CATANIA – La tappa catanese del “Viaggio in Italia” di Fabrizio Barca dà una boccata d’ossigeno al Pd etneo. “Parliamo di contenuti”. Quella dell’ex Ministro non è una semplice frase di circostanza e la composizione dell’uditorio presente al Cortile Platamone sembra confermarlo. Deputati, dirigenti, amministratori locali ma non solo. Ci sono soprattutto tanti giovani ed esponenti della società civile. Barca desta curiosità, è evidente. Economista, ex Ministro e nuovo iscritto al Pd (che aveva pure caldeggiato l’ipotesi di una corsa alla segreteria nazionale). Un profilo che si sposa bene soprattutto con l’idea di presentare in giro per i circoli di mezza Italia un documento politico, una boccata d’ossigeno per un partito ingessato da correnti e dibattiti sterili. “Un partito nuovo per un nuovo governo”, il titolo del documento di Barca è già una dichiarazione di intenti. “Il Paese ha bisogno di un cambiamento radicale.

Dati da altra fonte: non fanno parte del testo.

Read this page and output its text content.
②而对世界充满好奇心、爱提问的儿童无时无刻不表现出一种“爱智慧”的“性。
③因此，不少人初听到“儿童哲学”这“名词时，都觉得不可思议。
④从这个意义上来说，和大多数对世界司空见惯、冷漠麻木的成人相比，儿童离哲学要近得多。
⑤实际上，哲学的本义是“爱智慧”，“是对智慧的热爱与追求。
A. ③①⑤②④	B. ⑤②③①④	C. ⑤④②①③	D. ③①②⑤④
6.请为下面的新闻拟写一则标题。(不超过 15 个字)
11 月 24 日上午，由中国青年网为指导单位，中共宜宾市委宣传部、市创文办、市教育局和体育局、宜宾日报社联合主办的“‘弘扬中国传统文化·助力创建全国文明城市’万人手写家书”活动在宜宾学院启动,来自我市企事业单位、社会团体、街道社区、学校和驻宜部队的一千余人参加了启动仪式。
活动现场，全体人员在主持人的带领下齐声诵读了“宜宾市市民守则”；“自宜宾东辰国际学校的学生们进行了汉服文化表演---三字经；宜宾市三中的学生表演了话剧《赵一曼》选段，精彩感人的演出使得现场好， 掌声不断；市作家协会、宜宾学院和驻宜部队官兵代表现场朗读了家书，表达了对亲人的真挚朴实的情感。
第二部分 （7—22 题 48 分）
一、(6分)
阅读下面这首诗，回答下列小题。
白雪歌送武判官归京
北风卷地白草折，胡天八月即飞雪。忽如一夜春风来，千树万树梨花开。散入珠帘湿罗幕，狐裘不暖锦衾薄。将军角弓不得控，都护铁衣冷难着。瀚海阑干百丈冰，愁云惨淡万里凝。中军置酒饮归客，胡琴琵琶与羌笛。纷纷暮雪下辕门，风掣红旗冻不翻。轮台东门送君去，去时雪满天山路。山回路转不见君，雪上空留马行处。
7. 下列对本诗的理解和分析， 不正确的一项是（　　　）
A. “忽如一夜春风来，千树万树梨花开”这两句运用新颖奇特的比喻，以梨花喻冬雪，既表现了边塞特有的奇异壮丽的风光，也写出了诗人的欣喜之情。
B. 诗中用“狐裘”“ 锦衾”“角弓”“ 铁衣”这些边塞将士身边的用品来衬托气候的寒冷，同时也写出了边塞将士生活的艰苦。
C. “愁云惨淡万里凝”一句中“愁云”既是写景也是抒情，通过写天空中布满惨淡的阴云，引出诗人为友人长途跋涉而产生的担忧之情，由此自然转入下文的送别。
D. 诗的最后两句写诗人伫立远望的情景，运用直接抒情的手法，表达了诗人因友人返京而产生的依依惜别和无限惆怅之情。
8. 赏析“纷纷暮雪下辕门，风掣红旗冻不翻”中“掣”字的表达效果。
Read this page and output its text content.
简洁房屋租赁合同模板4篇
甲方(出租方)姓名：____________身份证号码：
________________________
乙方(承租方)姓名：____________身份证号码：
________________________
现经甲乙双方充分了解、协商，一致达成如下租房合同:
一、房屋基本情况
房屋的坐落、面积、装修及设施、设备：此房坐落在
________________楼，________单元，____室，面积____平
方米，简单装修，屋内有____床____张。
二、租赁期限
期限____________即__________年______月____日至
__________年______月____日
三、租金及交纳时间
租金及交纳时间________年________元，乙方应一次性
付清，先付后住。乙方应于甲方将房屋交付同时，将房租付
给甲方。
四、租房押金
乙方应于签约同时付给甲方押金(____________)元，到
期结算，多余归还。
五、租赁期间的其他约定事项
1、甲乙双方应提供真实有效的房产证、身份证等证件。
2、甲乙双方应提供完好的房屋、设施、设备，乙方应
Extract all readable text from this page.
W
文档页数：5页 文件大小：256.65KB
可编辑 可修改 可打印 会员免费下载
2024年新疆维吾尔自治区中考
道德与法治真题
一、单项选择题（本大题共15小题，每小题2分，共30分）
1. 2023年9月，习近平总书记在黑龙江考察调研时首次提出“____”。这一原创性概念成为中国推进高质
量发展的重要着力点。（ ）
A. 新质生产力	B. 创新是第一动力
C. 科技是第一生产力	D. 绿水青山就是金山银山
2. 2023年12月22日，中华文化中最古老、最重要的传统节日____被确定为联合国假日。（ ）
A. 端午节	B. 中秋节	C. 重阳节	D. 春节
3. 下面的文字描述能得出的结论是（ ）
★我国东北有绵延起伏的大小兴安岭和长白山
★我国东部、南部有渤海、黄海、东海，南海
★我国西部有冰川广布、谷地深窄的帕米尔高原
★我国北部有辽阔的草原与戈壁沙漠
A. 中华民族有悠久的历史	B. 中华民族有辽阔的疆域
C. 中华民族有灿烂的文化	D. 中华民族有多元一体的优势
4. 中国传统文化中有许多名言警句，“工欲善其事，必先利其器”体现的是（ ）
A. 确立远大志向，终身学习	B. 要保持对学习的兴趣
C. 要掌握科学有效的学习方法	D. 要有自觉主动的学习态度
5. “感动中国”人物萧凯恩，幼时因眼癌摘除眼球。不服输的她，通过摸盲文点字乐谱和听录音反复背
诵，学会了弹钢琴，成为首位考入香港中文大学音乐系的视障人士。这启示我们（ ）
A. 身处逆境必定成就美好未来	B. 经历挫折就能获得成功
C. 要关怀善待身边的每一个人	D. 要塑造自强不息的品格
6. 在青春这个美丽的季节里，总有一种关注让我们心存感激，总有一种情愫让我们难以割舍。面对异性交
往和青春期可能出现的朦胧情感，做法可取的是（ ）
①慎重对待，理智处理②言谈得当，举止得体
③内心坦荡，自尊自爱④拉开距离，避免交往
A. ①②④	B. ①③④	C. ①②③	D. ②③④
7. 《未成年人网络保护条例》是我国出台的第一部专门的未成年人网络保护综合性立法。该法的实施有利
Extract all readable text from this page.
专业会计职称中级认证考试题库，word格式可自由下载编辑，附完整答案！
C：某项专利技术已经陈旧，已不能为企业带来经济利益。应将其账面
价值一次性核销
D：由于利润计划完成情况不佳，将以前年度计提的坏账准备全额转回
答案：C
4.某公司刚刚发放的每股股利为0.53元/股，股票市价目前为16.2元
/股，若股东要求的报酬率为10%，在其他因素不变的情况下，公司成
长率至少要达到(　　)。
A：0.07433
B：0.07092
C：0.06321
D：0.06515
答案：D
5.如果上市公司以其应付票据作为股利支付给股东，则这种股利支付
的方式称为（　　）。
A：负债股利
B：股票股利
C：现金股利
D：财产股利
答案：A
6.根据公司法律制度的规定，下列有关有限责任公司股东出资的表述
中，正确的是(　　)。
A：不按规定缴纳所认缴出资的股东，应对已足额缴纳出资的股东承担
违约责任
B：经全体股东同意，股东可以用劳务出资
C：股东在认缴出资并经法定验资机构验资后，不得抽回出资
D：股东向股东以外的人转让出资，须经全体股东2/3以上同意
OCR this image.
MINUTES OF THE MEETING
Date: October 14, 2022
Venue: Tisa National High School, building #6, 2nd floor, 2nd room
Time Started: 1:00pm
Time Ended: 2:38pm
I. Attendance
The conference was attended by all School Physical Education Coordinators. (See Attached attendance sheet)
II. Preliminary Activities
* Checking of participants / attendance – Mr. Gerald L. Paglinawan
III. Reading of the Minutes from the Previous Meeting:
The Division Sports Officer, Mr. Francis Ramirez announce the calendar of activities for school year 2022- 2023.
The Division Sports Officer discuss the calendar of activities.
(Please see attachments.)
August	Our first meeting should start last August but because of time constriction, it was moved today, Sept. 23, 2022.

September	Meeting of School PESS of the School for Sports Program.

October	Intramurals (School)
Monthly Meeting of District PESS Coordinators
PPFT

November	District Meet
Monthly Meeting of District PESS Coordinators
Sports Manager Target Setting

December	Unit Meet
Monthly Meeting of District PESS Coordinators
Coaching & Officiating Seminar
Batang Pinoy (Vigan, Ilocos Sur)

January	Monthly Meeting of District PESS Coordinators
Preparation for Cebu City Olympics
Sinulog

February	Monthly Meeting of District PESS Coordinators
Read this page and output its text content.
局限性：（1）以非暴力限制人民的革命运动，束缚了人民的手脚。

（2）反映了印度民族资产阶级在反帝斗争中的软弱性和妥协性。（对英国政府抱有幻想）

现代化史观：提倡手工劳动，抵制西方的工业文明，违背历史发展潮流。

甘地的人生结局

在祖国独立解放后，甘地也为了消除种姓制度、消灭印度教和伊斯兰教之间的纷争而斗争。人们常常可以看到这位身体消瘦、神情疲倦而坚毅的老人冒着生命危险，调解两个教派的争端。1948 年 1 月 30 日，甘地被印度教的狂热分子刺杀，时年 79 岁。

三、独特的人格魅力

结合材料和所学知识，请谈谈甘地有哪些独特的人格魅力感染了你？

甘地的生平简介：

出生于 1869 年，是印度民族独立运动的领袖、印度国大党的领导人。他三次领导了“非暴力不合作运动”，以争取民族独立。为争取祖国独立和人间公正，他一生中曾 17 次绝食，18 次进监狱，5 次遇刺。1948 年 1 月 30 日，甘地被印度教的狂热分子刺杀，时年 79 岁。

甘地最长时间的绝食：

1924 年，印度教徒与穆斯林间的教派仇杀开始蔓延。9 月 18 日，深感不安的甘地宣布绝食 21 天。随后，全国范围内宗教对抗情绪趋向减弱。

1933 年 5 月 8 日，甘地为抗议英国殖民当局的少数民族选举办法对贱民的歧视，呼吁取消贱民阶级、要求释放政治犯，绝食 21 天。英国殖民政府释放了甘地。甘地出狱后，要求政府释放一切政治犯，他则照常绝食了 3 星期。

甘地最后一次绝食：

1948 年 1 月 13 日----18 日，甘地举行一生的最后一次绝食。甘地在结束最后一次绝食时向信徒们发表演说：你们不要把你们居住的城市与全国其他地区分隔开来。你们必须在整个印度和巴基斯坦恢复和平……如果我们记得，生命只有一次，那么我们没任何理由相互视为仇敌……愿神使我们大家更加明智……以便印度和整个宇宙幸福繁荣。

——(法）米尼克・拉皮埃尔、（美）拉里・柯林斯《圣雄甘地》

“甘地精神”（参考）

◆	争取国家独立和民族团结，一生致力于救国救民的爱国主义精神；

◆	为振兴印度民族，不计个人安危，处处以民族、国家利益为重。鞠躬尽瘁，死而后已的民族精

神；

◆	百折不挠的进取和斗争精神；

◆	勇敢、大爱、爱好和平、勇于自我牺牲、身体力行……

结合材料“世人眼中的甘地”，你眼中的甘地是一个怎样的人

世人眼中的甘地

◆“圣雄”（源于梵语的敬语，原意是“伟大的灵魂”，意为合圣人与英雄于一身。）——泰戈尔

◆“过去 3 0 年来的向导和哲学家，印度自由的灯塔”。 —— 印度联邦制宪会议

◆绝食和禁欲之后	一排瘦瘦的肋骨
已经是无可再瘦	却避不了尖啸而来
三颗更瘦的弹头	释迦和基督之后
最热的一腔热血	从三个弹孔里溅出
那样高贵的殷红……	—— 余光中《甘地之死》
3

Si deve ripartire dai sentimenti e metterere da parte il cinismo” dice l’ex Ministro. Barca non è un outsider nè un rottamatore. Con diplomazia dice la sua sull’esecutivo Letta e la crisi di governo.“Letta si muove nel modo dovuto. Il Pdl deve capire che la ragionevole vicinanza al loro leader non va confusa con gli interessi del Paese che in questo momento ha bisogno di interventi forti sul sociale”. “Mi auguro – conclude- che questo senso di responsabilità prevalga”.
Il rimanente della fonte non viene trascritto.